Avant de jeter un coup d’œil sur le dernier devoir à propos du
« Ponton » donné en première L, quittons les murs du lycée et des classes pour un petit tour du côté de la Sicile
et du reportage écrit sur place. Je vous amène à Pelerme ce matin…
Palerme est une ville énorme,
écrasée de soleil et « rumorosa », « rumeureuse » comme disent les Italiens pour indiquer le bruit. Je serais tenté par le néologisme.
À condition de supporter Palerme, de faire abstraction du bruit et de la chaleur, de
la foule et des voitures, alors la ville porte et l’esprit se débride.
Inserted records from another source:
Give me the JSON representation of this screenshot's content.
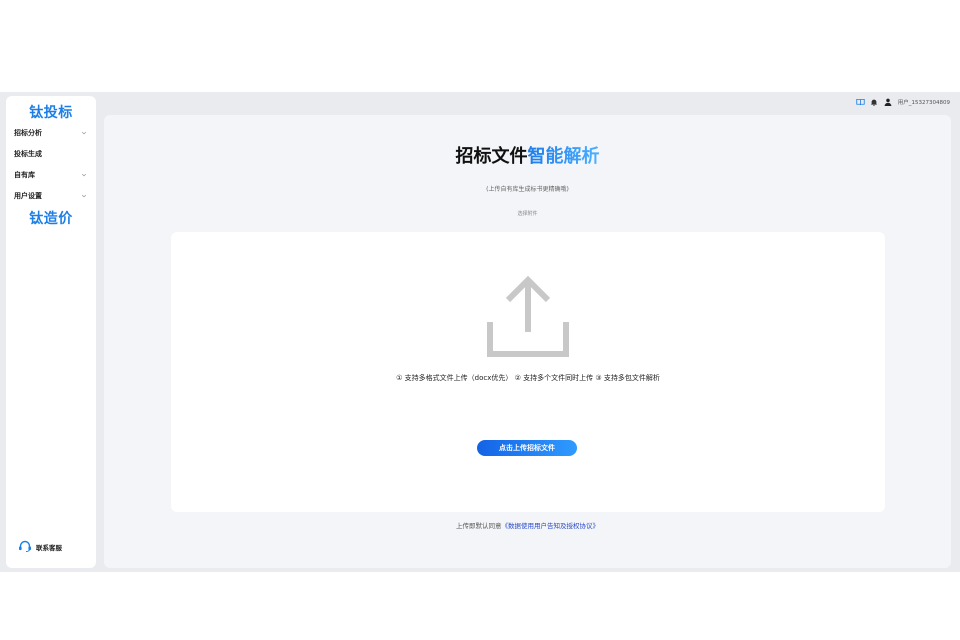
{
  "sidebar": {
    "brand_top": "钛投标",
    "brand_bottom": "钛造价",
    "items": [
      {
        "label": "招标分析",
        "has_children": true
      },
      {
        "label": "投标生成",
        "has_children": false
      },
      {
        "label": "自有库",
        "has_children": true
      },
      {
        "label": "用户设置",
        "has_children": true
      }
    ],
    "support_label": "联系客服"
  },
  "header": {
    "user_label": "用户_15327304809",
    "icons": [
      "book-icon",
      "bell-icon",
      "user-icon"
    ]
  },
  "main": {
    "title_plain": "招标文件",
    "title_accent": "智能解析",
    "subtitle": "(上传自有库生成标书更精确哦)",
    "attach_label": "选择附件",
    "features": "① 支持多格式文件上传（docx优先） ② 支持多个文件同时上传 ③ 支持多包文件解析",
    "upload_button": "点击上传招标文件",
    "agree_prefix": "上传即默认同意",
    "agree_link": "《数据使用用户告知及授权协议》"
  },
  "colors": {
    "accent": "#1d7fe6",
    "button_start": "#1463e6",
    "button_end": "#2f9bff",
    "link": "#2749c9"
  }
}
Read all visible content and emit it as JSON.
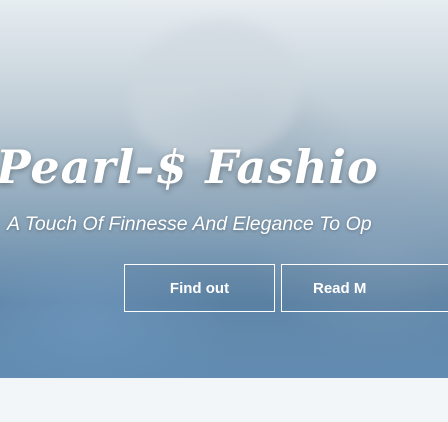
{
  "hero": {
    "brand": "Pearl-$ Fashio",
    "tagline": "A Touch Of Finnesse And Elegance To Op"
  },
  "buttons": {
    "find_label": "Find out",
    "read_label": "Read M"
  },
  "colors": {
    "text": "#ffffff",
    "below_fold": "#f3f6f8"
  }
}
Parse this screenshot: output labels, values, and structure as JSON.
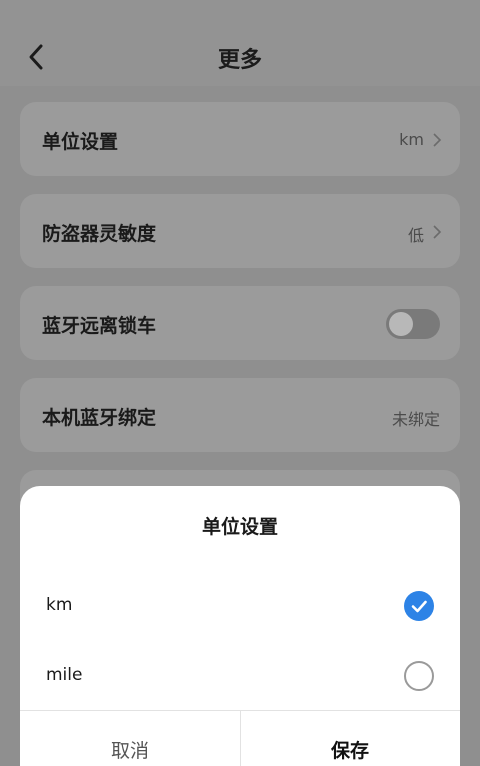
{
  "header": {
    "title": "更多"
  },
  "settings": [
    {
      "label": "单位设置",
      "value": "km"
    },
    {
      "label": "防盗器灵敏度",
      "value": "低"
    },
    {
      "label": "蓝牙远离锁车",
      "toggle_on": false
    },
    {
      "label": "本机蓝牙绑定",
      "value": "未绑定"
    }
  ],
  "sheet": {
    "title": "单位设置",
    "options": [
      {
        "label": "km",
        "selected": true
      },
      {
        "label": "mile",
        "selected": false
      }
    ],
    "cancel_label": "取消",
    "save_label": "保存"
  },
  "colors": {
    "accent": "#2d83e6"
  }
}
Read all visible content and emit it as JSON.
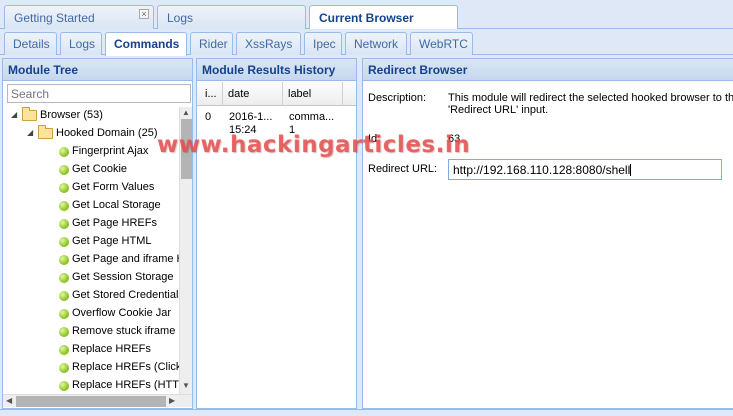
{
  "top_tabs": [
    {
      "label": "Getting Started",
      "active": false,
      "closable": true
    },
    {
      "label": "Logs",
      "active": false
    },
    {
      "label": "Current Browser",
      "active": true
    }
  ],
  "sub_tabs": [
    {
      "label": "Details"
    },
    {
      "label": "Logs"
    },
    {
      "label": "Commands",
      "active": true
    },
    {
      "label": "Rider"
    },
    {
      "label": "XssRays"
    },
    {
      "label": "Ipec"
    },
    {
      "label": "Network"
    },
    {
      "label": "WebRTC"
    }
  ],
  "module_tree": {
    "title": "Module Tree",
    "search_placeholder": "Search",
    "root": "Browser (53)",
    "folder": "Hooked Domain (25)",
    "items": [
      "Fingerprint Ajax",
      "Get Cookie",
      "Get Form Values",
      "Get Local Storage",
      "Get Page HREFs",
      "Get Page HTML",
      "Get Page and iframe H",
      "Get Session Storage",
      "Get Stored Credentials",
      "Overflow Cookie Jar",
      "Remove stuck iframe",
      "Replace HREFs",
      "Replace HREFs (Click",
      "Replace HREFs (HTT"
    ]
  },
  "results": {
    "title": "Module Results History",
    "columns": [
      "i...",
      "date",
      "label"
    ],
    "rows": [
      {
        "id": "0",
        "date_line1": "2016-1...",
        "date_line2": "15:24",
        "label_line1": "comma...",
        "label_line2": "1"
      }
    ]
  },
  "redirect": {
    "title": "Redirect Browser",
    "description_label": "Description:",
    "description_line1": "This module will redirect the selected hooked browser to the",
    "description_line2": "'Redirect URL' input.",
    "id_label": "Id:",
    "id_value": "63",
    "url_label": "Redirect URL:",
    "url_value": "http://192.168.110.128:8080/shell"
  },
  "watermark": "www.hackingarticles.in"
}
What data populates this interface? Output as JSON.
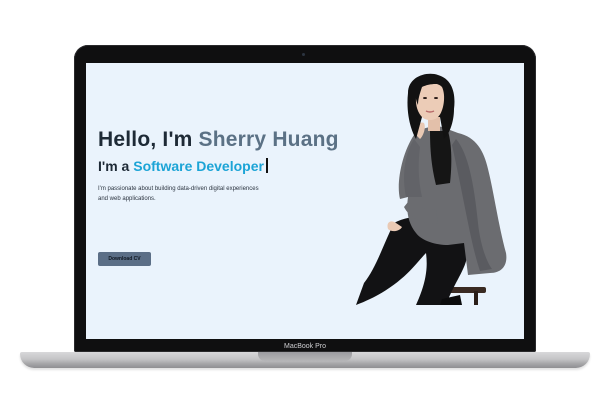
{
  "device": {
    "model_label": "MacBook Pro"
  },
  "hero": {
    "greeting_prefix": "Hello, I'm ",
    "name": "Sherry Huang",
    "role_prefix": "I'm a ",
    "role_title": "Software Developer",
    "description": "I'm passionate about building data-driven digital experiences and web applications.",
    "cta_label": "Download CV"
  },
  "theme": {
    "screen_background": "#eaf3fc",
    "heading_color": "#1e2a36",
    "name_color": "#5b7185",
    "role_accent_color": "#1ca4d6",
    "button_color": "#5b6e86"
  }
}
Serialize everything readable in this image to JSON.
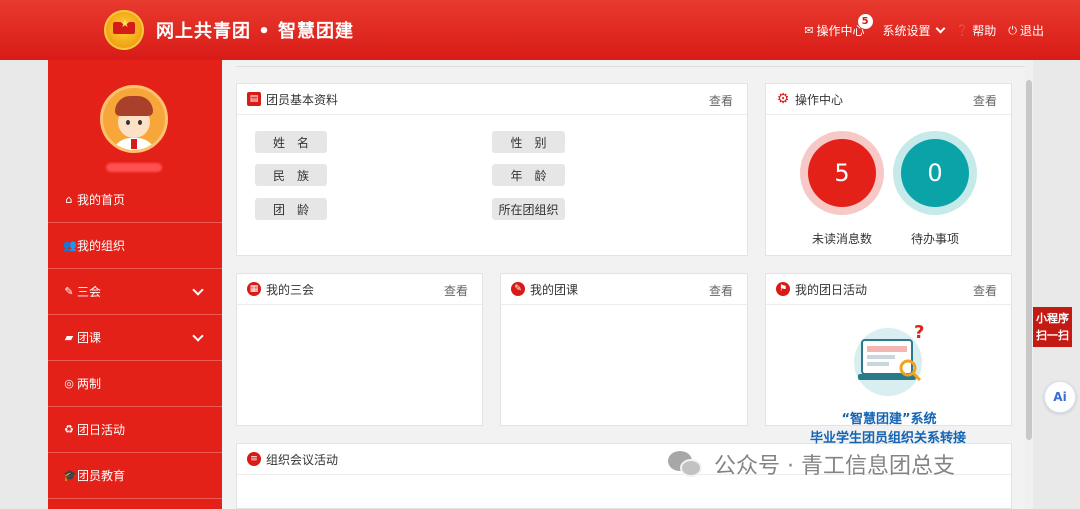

Palerme vous emporte au-delà des grandes avenues (via Roma, Maqueda, Corso Emmanuele),
vers de petites rues étranglées, sinueuses, des façades de palais à l’abandon, des églises en ruines,
fontaines baroques, des palmiers, des plantes luxuriantes un peu partout, dans les rues et sur les balcons, des touffes d’herbe entre les trottoirs des coins plus miséreux… Végétation parfois si
présente qu’on a l’impression d’une étrange cité précolombienne reconquise par une jungle poussée dans
les franges de l’imaginaire.
Sur la Piazza
Marina, tout près du port, d’anciens cytis magnolias se tordent sur des troncs aux racines compliquées : comme des cerveaux débobinés aux quatre
vents, ils ont des contes à débiter… Dans les allées du jardin, une mariée circule doucement, environnée de la suite élégante de la noce. Un caméraman filme la robe blanche et
le cortège des simulations, sourire ravi des mariés, premier baiser, visage ému, larme de citron, le citronnier
fait partie de la noce. Le témoin mélancolique suit dans sa robe fourreau.
C’est le théâtre de
l’amour qui se joue, et c’est le caméraman le metteur en scène. Les deux époux futurs se livrent souplement aux doléances. Il y a, au bout du jardin,
une estrade en bois… ça fait comme un ponton. Cachée dans un coin de palmier, une vieille femme, figure étrange, sorte de Befana della
piazza, s’escrime à dessiner les formes des troncs des fameux magnolias séculaires. Elle rature, gomme, lève le crayon, c’est dur, si coriace, si
rugueux, si proche et si lointain… au jardin des époux, ce vieil arbre, tout vouté, tout ridé, un arbre en miroir sur lequel sa main parcourt en tremblant les lignes de sa jeunesse.